EP.43
第一番柱。そこは森都の行政の中枢だ。その最上階より一つ下の階に、森都知事の執務室が有った。しかし、今や、ジャンクフードのゴミやペットボトル、良く分からない機械類や、未洗濯の衣類が散乱していた。
そんな部屋の中、革張りの椅子に身体を預け、組んだ脚を黒檀の執務机に載せているのは、二階堂ゆず葉だった。
「先生。少しは片付けろよ」
「分かっている。だから君を呼んだのだろうが」
「横暴だろ……」
解が足元の黒い布を摘まみ上げてみると、下着だった。おそらく、着用済み。解は顔をしかめながら訊く。
「……掃除の人は?」
「誰が私の命を狙っているか分からんからな。極力、他人との接触は避けたい」
解は舌打ちをすると、渋々、床に散乱したゴミをビニール袋に集め始める。
森都の知事と、西側の一部の人間、つまりは森都が存在する本当の理由を知る人間だけの会合が定期的に開かれていた。
「あー、突然だけれど、森都は独立する。元首は私だ」
ゆず葉はその会合で、そう言い放った。いつもは偉そうにしている連中が泡喰ったように慌てて居たぞ、と彼女は愉快そうに笑っていた。
「なあ、先生」
「何かな?」
「森都の外に逃げないで、本当に良かったのか?」
「君が宮藤を押さえたことで、状況が変わったんだよ。
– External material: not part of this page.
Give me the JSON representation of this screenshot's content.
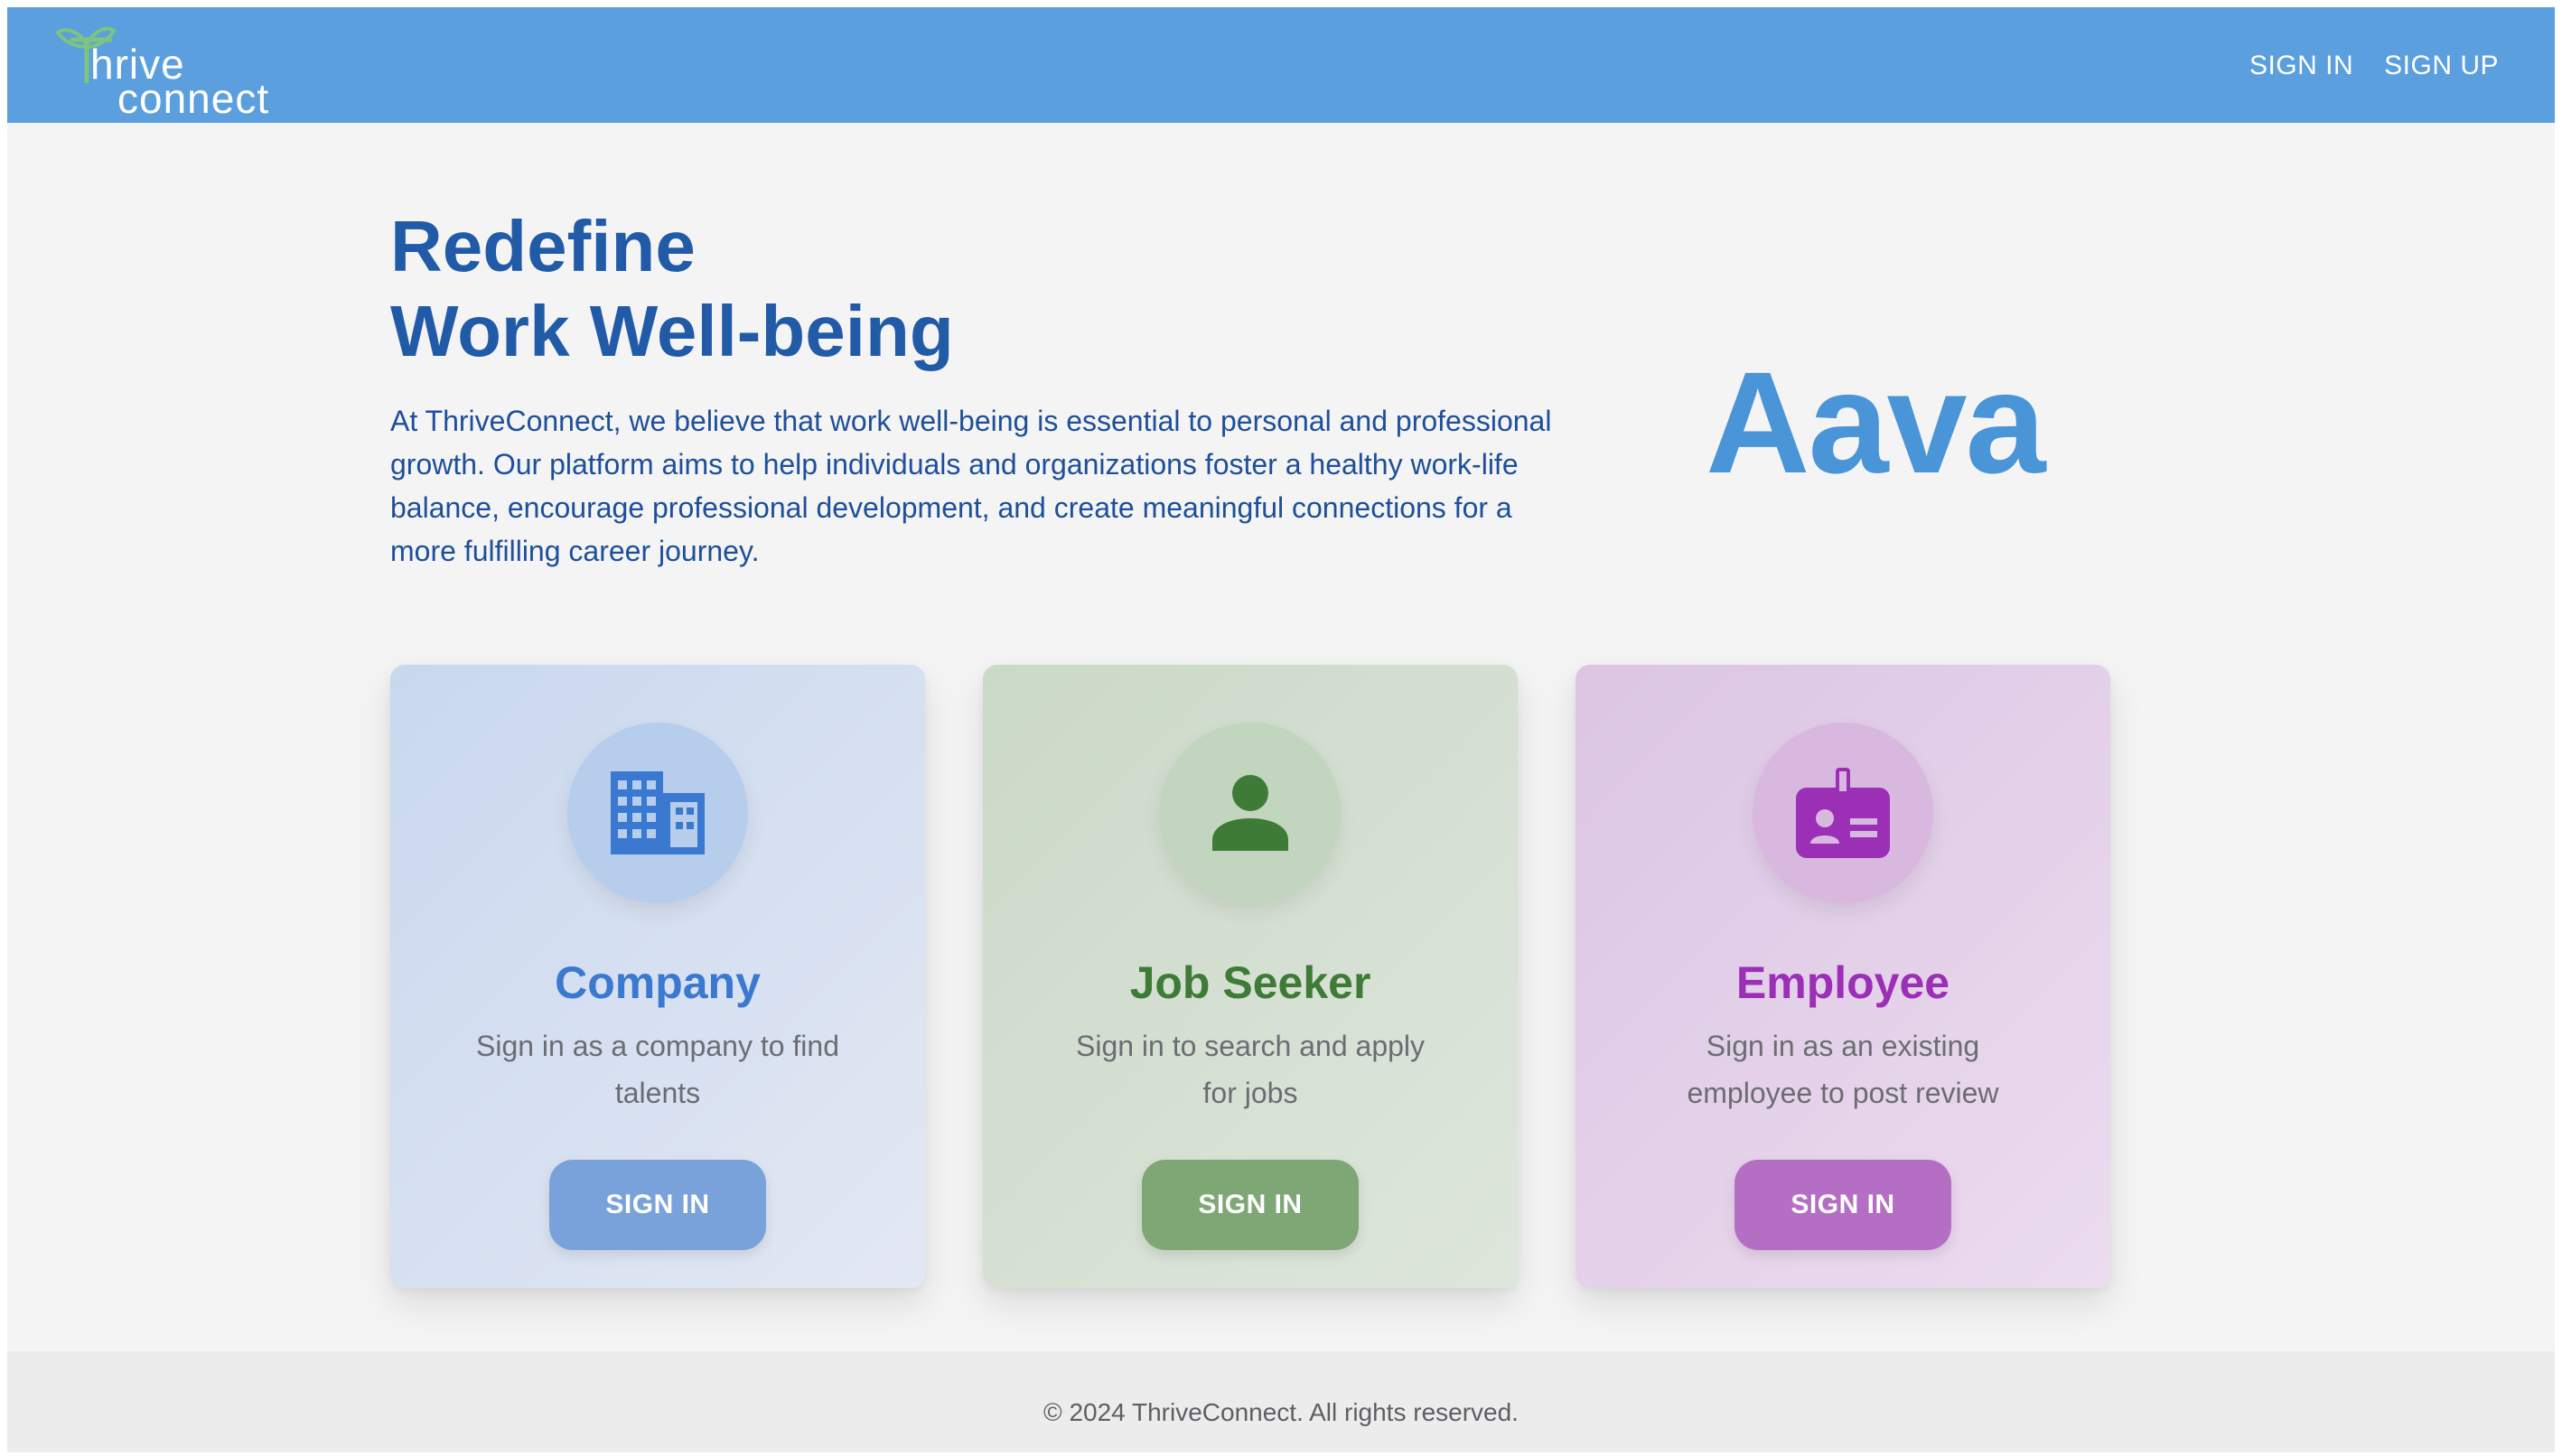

前も説明しただろう」
「そうだけどさ……」
「どこに居ようと、追手が来ることは変わらない。だったら、少しでも地の利が得られる場所に居た方が良い。宮藤を引きずり降ろし、私がトップに立ったことで、インフラや自衛隊は完全にこちらで掌握しているわけだ。見ず知らずの街で逃げ回るより、よっぽど楽だよ。森都の狭さを差し引いてもね」
「ミサイルでも撃ち込まれたらどうすんだよ?」
「在り得ない。あまり派手に軍隊を動かせば、森都の存在を外国に感づかれる。それこそ、西側の連中が一番、避けたいことだ」
ヘリで特殊部隊を送る。物資の供給を断つ。などの方法も考えられたが、同様の理由で実行不可能だった。変換杖とクローンの研究データを海外に流すと脅せば、諦めざるを得ない。
最終的に、元々森都に居た宮藤の部下などによる暗殺、という方法が残る。だから、ゆず葉はこうして、執務室に引きこもっているのだった。自由に出歩けない彼女の代わりに、解や東雲姉妹が様々な雑事を引き受けていた。
そういった事情が有ったから、解は口では文句を言いながらも、粛々とゴミを袋に放り込む。そんな彼に向って、ゆず葉が訊いた。
「その後、彼女達とは、どうだい?」
「……まあ、ぼちぼち」
彼女達、が指すのは、東雲姉妹と、そして雪村温のことだった。その三人は、解が「大洋」では無い事を知ってしまった。
「……御堂解、です」
出会ってから約三か月目にして、解は改めて自らの名前を名乗った。
彼女たちは、「大島大洋」の振りをしていた解を、責めるつもりは無いらしい。むしろ、自分を偽らざるを得なかった境遇に同情さえしてくれた。
強い人たちだ、と解は素直に思った。
自分たちも「大島大洋」を失くしたばかりなのに。
そんな訳で、解と彼女たちの間に有る距離は、専ら解の方に原因が有った。
「大島大洋」が死んだのに、彼と同じ姿をした人間がうろついて居るのだ。それどころか、成長し、やがて老いる。もしも「大島大洋」が生きていたとしたら、まさにそうなっていたであろうという姿を晒し続ける。血肉の通った亡霊、とでも言えば良いのか。解と目を合わせる度、彼女達は「大島大洋」の死を突き付けられる。冗談にしても、質が悪過ぎた。だから、解は意図的に彼女たちを避けていた。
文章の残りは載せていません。